Wanita itu tertawa, tampa menutupi mulutnya dan hal ini memang tidak perlu. Mulutnya amat menarik kalau ia tertawa. Hanya ia menahan diri sehingga suara tawanya tidak nyaring. Dan iapun mengangguk.

“Mari kita berlumba siapa yang dapat masuk lebih dulu kekamarmu tanpa mengeluarkan suara gaduh sedikitpun!” kata wanita itu. “Yang kalah harus menuruti semua permintaan yang menang.”

Ki Liong tersenyum. Kalah atau menang sama enaknya baginya, baik dia yang memerintah atau yang diperintah,

“Baik, silahkan!” katanya, akan tetapi terkejutlah dia melihat wanita itu bergerak cepat sekali, seperti meluncur saja menuju ke kamarnya.

Diapun cepat mengerahkan gin-kangnya mengejar, namun ketika dia meloncat ke dalam kamarnya melalui jendela yang terbuka, wanita itu rebah diatas pembaringan sambil tersenyum dan mengembangkan kedua lengannya.

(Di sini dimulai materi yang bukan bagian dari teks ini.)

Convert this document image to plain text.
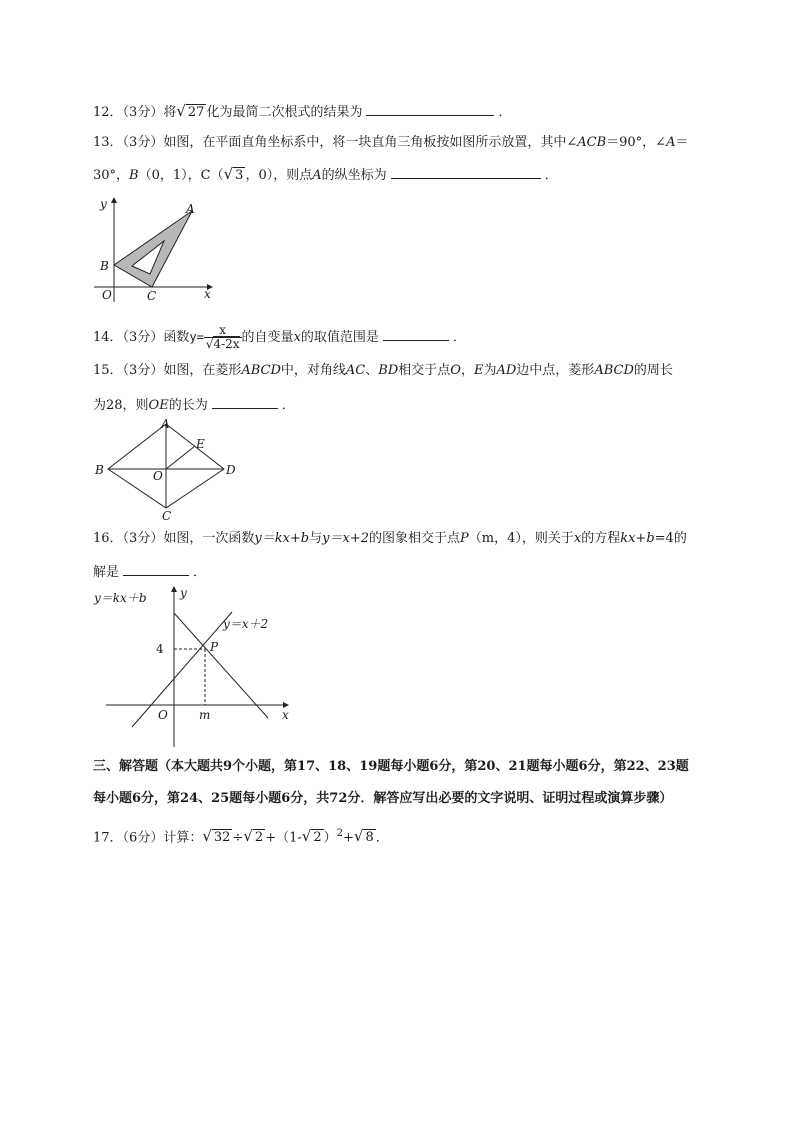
12．（3分）将√ 27 化为最简二次根式的结果为	．
13．（3分）如图，在平面直角坐标系中，将一块直角三角板按如图所示放置，其中∠ACB＝90°，∠A＝
30°，B（0，1），C（√ 3 ，0），则点A的纵坐标为	．
y
x
A
B
O	C
14．（3分）函数$y= \frac{x}{√4-2x}$ 的自变量x的取值范围是	．
15．（3分）如图，在菱形ABCD中，对角线AC、BD相交于点O，E为AD边中点，菱形ABCD的周长
为28，则OE的长为	．
A
B
C
D
E
O
16．（3分）如图，一次函数y＝kx+b与y＝x+2的图象相交于点P（m，4），则关于x的方程kx+b=4的
解是	．
y＝kx＋b
y＝x＋2
y
x
4	P
O	m
三、解答题（本大题共9个小题，第17、18、19题每小题6分，第20、21题每小题6分，第22、23题
每小题6分，第24、25题每小题6分，共72分．解答应写出必要的文字说明、证明过程或演算步骤）
17．（6分）计算：√ 32 ÷√ 2 +（1-√ 2 ）$^2$+√ 8 ．
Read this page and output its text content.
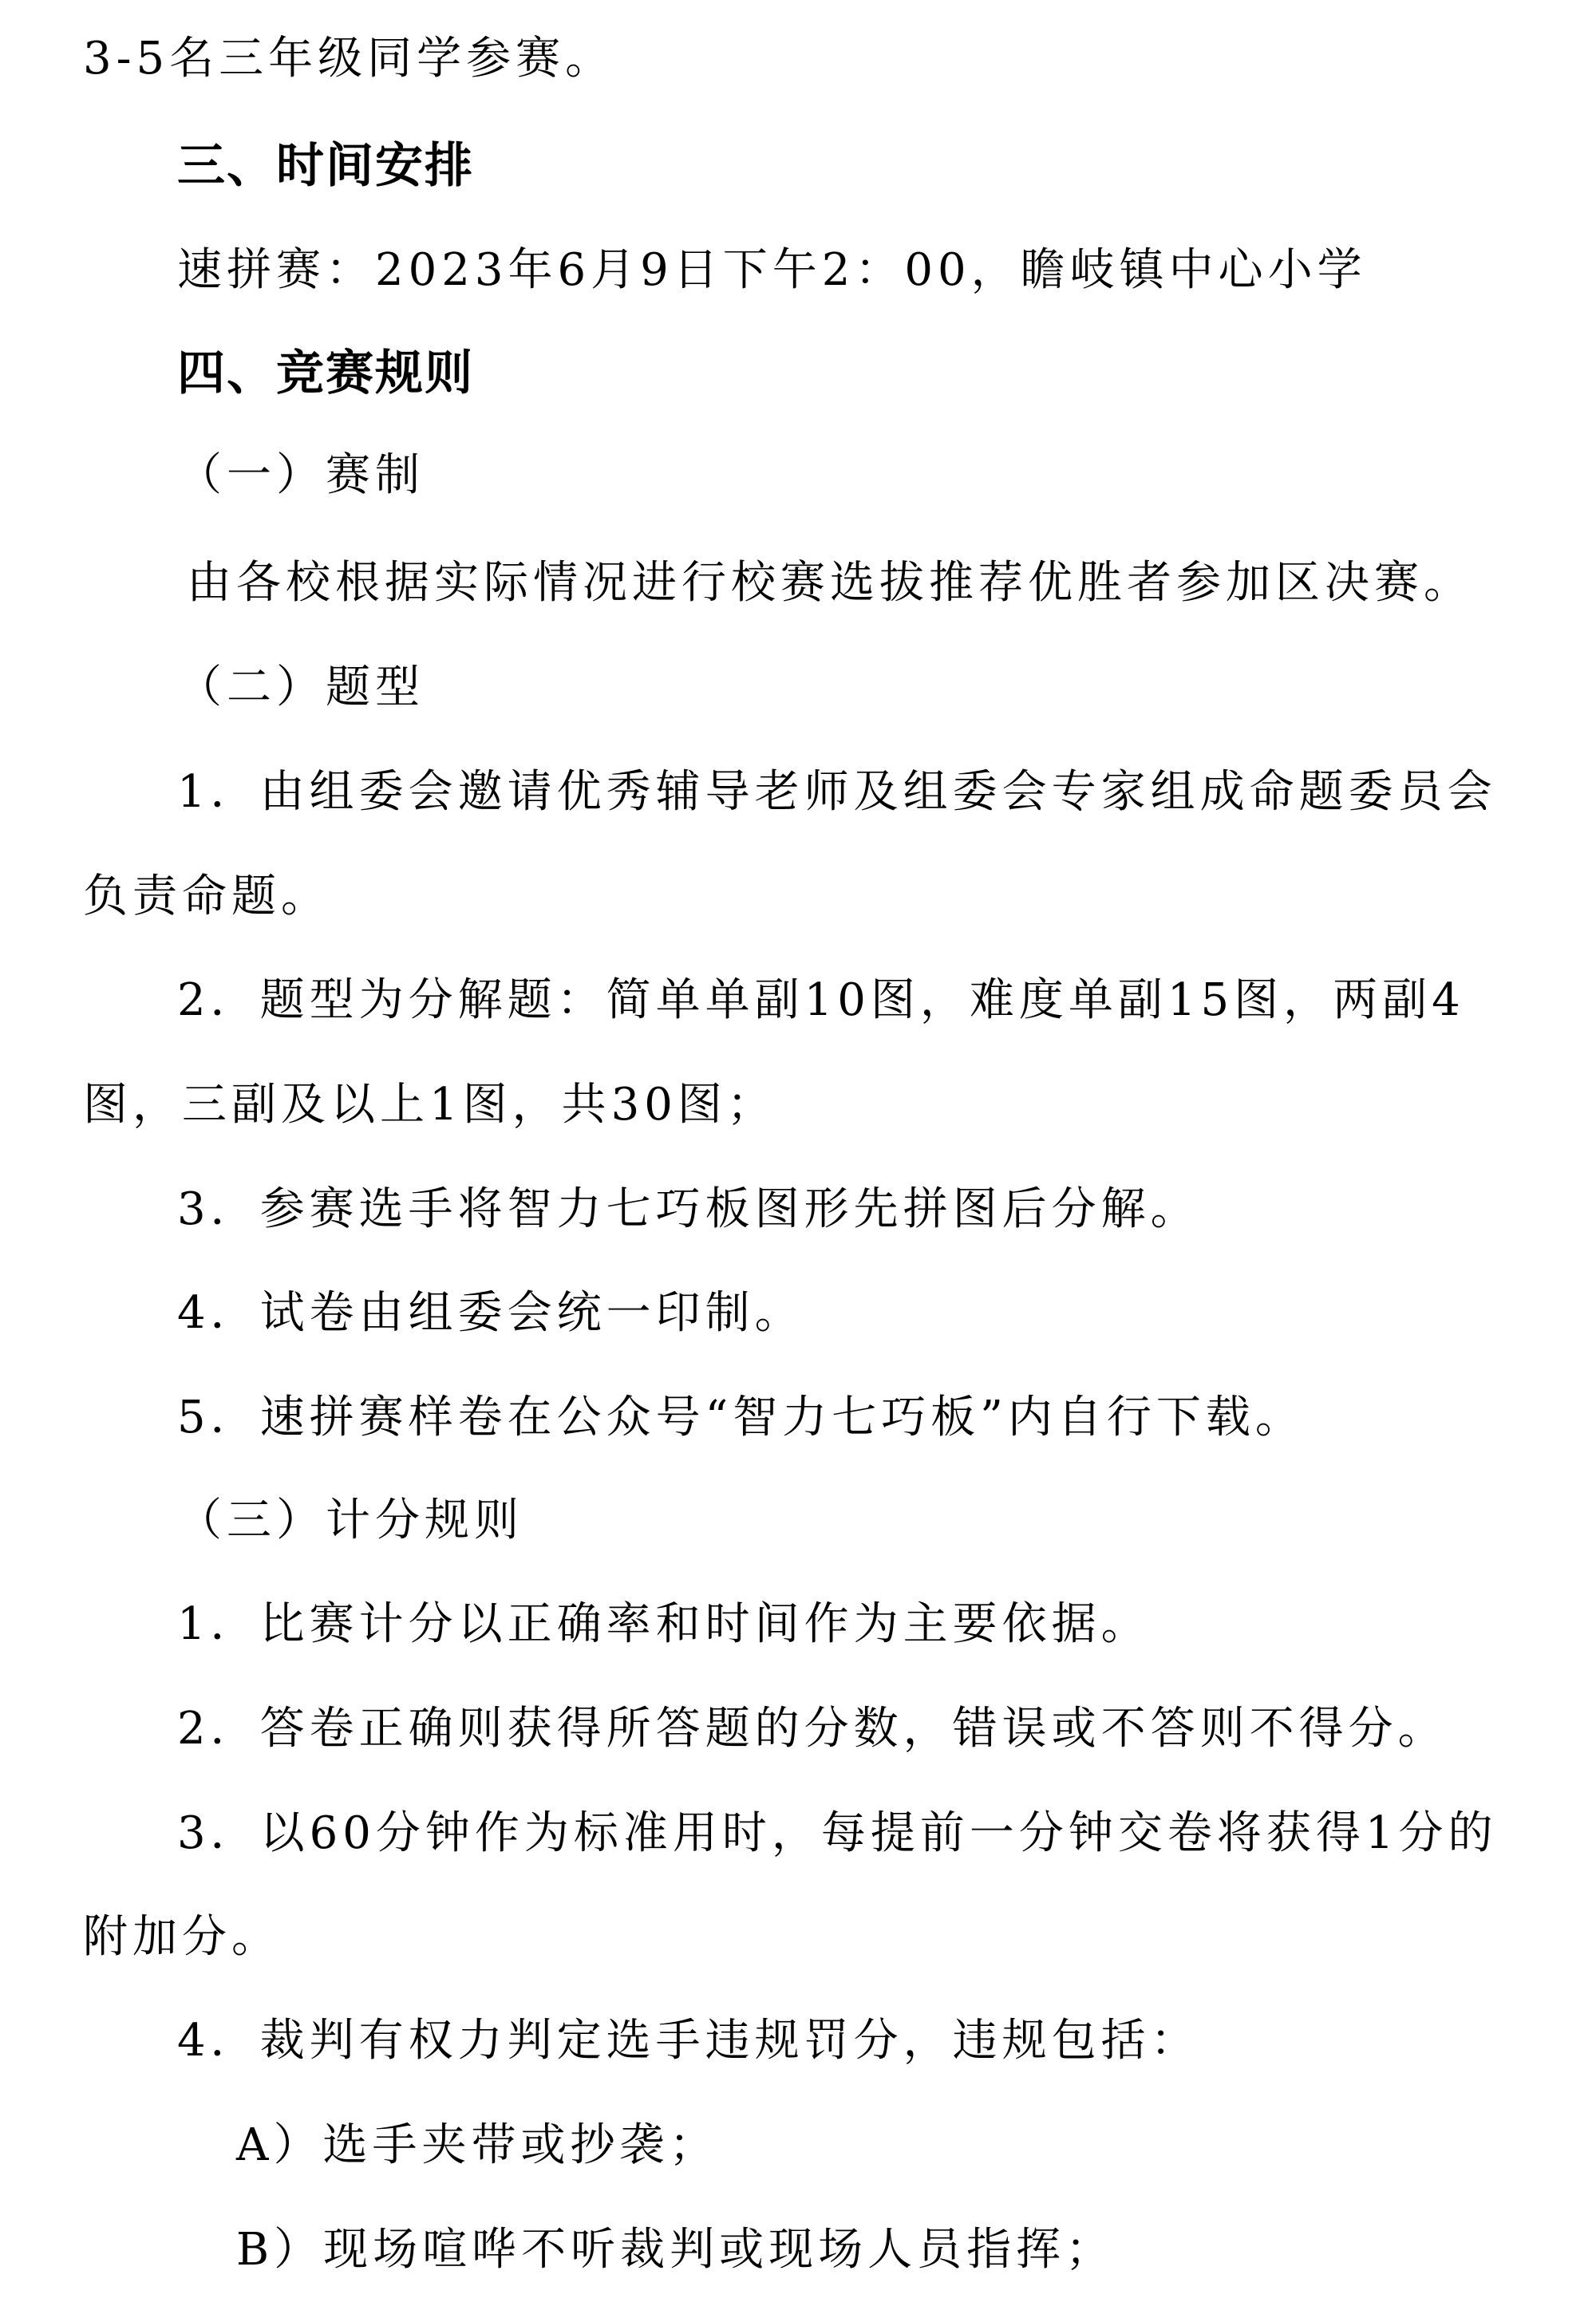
3-5名三年级同学参赛。
三、时间安排
速拼赛：2023年6月9日下午2：00，瞻岐镇中心小学
四、竞赛规则
（一）赛制
由各校根据实际情况进行校赛选拔推荐优胜者参加区决赛。
（二）题型
1．由组委会邀请优秀辅导老师及组委会专家组成命题委员会
负责命题。
2．题型为分解题：简单单副10图，难度单副15图，两副4
图，三副及以上1图，共30图；
3．参赛选手将智力七巧板图形先拼图后分解。
4．试卷由组委会统一印制。
5．速拼赛样卷在公众号“智力七巧板”内自行下载。
（三）计分规则
1．比赛计分以正确率和时间作为主要依据。
2．答卷正确则获得所答题的分数，错误或不答则不得分。
3．以60分钟作为标准用时，每提前一分钟交卷将获得1分的
附加分。
4．裁判有权力判定选手违规罚分，违规包括：
A）选手夹带或抄袭；
B）现场喧哗不听裁判或现场人员指挥；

“Nah, kau kalah. Sekarang kuperintahkan tutup dan palang daun jendela, lalu ke sinilah, aku kedinginan!”

Dengan patuh dan dengan senang hati Ki Liong mentaati perintah itu. Mereka segera mendapat kenyataan yang amat menyenangkan hati mereka karena mereka itu bagaikan minyak bertemu api.

Ki Liong menemukan seorang wanita yang benar-benar menggairahkan, berpengalaman dan bagaikan bunga sudah mekar sepenuhnya, bagaikan buah sudah masak benar. Dilain pihak, wanita itupun dengan heran dan gembira menemukan seorang pemuda yang sama sekali tidak hijau seperti yang disangkanya semula, melainkan seorang laki-laki yang banyak pengalaman dan pandai menyenangkan hatinya.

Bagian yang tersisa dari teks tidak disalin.